I had mentally assigned it an outer cladding of weathering steel; with everything else so smooth and shiny, surely Vessel would have an industrial flavor? But no—Heatherwick Studio leaned into the fractal nature of its design, and the cladding, copper-colored steel, has a mirror finish like Anish Kapoor’s Bean in Chicago’s Millennium Park, welcoming our irresistible impulse to selfie. As we assembled on the plaza below it, the underside of the upper tiers crisply reflected us as ants in bright orange safety vests.
The comment above is from Alexandra Lange, the architecture critic for Curbed. Unlike the New York Times review of Hudson Yards, which was snarky and dismissive, Lange provides some good insights on the nature of such megaprojects (worth comparing to our own undertakings in the last two decades, as well as in Toronto).
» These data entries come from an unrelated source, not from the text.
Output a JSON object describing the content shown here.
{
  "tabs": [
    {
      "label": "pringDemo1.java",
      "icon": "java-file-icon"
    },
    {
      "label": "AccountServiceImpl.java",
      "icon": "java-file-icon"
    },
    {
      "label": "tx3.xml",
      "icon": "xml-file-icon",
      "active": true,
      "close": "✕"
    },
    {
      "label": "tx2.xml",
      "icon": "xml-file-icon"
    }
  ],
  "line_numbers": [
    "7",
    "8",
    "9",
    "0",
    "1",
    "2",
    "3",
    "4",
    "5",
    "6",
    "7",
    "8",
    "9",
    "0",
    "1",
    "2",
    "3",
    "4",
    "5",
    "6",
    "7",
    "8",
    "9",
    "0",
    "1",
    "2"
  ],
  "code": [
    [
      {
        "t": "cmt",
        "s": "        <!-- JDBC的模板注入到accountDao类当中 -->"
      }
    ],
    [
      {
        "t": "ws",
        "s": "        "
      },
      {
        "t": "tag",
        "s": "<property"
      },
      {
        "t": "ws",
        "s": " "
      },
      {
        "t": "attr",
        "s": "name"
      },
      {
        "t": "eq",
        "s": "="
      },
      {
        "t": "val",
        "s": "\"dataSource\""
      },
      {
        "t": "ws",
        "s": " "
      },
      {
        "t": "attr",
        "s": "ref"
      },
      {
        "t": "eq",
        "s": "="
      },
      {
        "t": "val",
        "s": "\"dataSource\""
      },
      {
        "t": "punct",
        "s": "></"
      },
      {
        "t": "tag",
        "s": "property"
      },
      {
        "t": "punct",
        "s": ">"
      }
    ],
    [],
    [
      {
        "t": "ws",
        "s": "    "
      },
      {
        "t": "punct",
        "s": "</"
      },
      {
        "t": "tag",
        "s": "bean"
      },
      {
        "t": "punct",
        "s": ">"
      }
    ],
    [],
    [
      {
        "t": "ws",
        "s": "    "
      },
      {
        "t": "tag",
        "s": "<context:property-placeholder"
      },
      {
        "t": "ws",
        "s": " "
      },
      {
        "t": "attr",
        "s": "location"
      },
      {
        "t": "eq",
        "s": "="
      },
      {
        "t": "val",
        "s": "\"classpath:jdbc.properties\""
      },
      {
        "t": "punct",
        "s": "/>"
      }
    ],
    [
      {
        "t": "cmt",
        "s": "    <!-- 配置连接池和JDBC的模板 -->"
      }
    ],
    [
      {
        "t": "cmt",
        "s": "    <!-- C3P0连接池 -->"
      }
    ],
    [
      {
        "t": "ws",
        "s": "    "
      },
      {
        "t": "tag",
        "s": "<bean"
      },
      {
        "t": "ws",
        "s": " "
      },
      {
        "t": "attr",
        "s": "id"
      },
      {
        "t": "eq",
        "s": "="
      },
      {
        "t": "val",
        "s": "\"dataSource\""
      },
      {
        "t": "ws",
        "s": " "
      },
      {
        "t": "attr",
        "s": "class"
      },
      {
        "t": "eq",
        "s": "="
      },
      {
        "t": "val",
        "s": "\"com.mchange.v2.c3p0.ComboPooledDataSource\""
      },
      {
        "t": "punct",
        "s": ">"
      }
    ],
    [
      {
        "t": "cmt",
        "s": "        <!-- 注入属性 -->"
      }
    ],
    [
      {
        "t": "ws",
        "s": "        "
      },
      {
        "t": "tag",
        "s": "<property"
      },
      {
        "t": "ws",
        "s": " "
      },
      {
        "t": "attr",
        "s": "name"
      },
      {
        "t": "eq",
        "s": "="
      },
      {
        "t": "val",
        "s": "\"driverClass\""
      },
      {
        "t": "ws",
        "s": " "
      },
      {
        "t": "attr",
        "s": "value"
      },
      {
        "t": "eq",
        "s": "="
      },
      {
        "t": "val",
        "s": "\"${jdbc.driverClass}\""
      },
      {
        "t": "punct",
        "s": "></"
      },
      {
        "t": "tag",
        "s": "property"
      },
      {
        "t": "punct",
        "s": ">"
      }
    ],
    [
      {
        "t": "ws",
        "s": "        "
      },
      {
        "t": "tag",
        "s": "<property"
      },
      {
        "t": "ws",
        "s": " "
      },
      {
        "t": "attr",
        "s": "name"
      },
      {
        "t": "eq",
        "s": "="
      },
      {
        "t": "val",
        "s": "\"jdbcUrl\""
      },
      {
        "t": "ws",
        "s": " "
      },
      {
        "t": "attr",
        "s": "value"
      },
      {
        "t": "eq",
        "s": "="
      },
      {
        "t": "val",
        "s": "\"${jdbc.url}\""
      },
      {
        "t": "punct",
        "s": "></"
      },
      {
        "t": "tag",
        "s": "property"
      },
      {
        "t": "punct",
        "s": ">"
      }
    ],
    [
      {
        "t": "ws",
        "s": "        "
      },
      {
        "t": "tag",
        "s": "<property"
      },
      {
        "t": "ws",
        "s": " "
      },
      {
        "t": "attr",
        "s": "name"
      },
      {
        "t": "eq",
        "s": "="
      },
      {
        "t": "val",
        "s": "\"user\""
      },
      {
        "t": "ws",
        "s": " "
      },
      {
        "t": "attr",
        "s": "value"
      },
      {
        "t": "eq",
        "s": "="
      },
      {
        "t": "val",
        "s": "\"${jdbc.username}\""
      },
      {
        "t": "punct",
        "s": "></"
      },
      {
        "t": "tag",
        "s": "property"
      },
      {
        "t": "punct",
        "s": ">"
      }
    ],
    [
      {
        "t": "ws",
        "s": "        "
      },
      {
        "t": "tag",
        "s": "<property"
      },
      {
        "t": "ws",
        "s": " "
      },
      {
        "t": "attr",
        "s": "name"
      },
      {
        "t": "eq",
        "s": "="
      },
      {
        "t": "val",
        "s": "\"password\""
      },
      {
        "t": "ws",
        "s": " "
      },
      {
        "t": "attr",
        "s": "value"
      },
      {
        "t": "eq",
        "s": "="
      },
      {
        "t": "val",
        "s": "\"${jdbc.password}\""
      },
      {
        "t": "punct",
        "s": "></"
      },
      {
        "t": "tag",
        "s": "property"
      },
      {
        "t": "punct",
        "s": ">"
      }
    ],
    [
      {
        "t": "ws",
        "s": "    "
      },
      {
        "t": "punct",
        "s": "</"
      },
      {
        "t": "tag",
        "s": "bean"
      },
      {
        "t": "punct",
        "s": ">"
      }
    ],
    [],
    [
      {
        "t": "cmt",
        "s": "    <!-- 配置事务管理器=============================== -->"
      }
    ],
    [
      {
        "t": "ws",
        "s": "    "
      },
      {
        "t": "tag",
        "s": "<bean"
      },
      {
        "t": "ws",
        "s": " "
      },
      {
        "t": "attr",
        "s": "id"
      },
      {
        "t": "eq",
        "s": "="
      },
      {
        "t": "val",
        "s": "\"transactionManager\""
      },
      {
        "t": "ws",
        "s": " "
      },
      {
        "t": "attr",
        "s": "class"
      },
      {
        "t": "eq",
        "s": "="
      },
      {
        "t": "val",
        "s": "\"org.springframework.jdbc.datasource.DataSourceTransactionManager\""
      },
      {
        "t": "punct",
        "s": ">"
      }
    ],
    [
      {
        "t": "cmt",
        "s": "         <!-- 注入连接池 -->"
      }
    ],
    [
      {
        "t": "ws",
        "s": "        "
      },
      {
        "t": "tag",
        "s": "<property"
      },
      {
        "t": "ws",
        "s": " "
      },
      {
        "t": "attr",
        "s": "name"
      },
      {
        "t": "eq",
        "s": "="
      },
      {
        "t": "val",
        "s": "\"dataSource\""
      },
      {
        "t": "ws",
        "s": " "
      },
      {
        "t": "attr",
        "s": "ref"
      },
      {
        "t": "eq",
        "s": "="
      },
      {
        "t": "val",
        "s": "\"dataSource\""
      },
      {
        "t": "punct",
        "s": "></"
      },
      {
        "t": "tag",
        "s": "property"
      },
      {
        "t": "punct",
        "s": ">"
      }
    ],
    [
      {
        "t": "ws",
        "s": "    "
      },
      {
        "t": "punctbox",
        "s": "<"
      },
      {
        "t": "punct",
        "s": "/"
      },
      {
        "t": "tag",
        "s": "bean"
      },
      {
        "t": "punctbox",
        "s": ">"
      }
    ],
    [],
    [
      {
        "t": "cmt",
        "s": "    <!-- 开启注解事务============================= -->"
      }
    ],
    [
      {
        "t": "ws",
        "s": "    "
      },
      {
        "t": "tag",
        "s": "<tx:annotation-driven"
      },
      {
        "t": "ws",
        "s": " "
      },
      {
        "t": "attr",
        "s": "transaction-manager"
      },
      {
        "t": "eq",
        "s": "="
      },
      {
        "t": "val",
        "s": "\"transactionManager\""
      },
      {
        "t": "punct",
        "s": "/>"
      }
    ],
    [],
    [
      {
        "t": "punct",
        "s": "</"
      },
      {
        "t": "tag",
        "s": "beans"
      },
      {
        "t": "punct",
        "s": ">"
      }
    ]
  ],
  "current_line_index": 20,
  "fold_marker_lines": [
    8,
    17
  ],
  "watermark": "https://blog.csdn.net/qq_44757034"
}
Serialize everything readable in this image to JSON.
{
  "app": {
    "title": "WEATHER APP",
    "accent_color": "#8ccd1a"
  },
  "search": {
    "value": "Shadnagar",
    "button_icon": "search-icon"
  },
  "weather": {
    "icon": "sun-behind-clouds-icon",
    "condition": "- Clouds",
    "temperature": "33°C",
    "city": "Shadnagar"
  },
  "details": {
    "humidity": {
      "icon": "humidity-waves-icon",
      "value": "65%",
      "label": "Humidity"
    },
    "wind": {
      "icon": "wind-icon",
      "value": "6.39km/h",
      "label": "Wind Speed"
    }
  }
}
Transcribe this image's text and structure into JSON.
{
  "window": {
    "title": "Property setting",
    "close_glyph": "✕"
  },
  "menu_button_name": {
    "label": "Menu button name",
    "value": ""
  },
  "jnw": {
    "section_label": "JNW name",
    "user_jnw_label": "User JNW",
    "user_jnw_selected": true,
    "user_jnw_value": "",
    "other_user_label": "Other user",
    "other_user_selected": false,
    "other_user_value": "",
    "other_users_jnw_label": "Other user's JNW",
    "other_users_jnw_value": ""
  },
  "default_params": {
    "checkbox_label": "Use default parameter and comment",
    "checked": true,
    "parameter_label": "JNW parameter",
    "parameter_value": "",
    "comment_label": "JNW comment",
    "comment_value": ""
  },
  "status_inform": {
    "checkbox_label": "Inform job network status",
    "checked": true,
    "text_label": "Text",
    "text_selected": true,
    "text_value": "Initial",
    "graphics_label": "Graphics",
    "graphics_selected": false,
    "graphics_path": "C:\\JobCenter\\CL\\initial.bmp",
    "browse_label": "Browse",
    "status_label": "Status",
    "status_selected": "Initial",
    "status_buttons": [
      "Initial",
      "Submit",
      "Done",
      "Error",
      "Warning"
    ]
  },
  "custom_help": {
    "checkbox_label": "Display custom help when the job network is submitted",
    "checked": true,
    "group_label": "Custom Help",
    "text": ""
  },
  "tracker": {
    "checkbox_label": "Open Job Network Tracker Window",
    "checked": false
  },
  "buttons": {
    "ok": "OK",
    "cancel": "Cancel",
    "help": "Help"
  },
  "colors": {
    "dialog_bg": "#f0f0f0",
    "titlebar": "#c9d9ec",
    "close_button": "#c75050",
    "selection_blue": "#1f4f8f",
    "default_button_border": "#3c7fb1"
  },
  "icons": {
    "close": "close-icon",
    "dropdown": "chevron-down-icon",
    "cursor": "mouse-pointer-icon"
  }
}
Here are excerpts from here review: At Hudson Yards, the future isn’t now.
For all the talk of Hudson Yards as being the first North American smart city, it doesn’t feel like the future, except for perhaps the video screens that advertise, offer touchscreen wayfinding, ticketing, and—surprise!—enclose cameras that watch your every move. The majority of innovations called out on the press packet sheet labeled “Engineered City” are largely under the hood: A constant stream of inputs monitored by “operations managers” will allow Hudson Yards, the sentient being, “to monitor and react to traffic patterns, air quality, power demands, temperature and pedestrian flow to create the most efficiently navigated and environmentally attuned neighborhood in New York.”
Think of it as the next generation of contested public space. This is also—ahem—the promise of the platform at the highly contested Sidewalk Toronto, where traffic, wind, and winter will be overcome through the collection of data. …
We always knew it would be like this, because this is what you get when you let a private developer make a neighborhood—there’s no room for weirdness. … It is an explicitly rich person’s neighborhood on the edge of an island that tilts ever forward into being 100 percent rich person’s neighborhood. You really don’t have to go there if you don’t work there and, as I joked last year on Twitter, the whole thing could detach and float down the Hudson and it wouldn’t change a thing in my life. Farewell, great ocean liner of lawyers, fine dining, and fancy gyms! …
After the official tour I wandered back through the retail building with Cross, traversing the lobbies of 10 Hudson Yards and 30 Hudson Yards. He pointed out the future location of a tunnel to the 7 at the north end, and a potential hallway and elevated bridge that would cross 10th Avenue, through Brookfield’s Manhattan West, and connect to Moynihan Station. Finally, I felt a little bit excited. New routes! …
These are the sort of urban dérives—a term coined by philosopher Guy Debord to describe the joys of allowing oneself to drift from through the city in unplanned ways—that Vessel and, in fact, the entire development attempt to commodify and contain. How many blocks will you be able to traverse indoors? What places will now seem close that once seemed far? When the High Line opened, it created a whole new sense of proximity along the West Side. We’ve absorbed that shock to the system now, but maybe it can be startled again? Could these paths be beyond the reach of those elegantly be-cameraed kiosks? I want something to discover myself, something off the responsive digital map—something better than going around and around and always seeing another grid.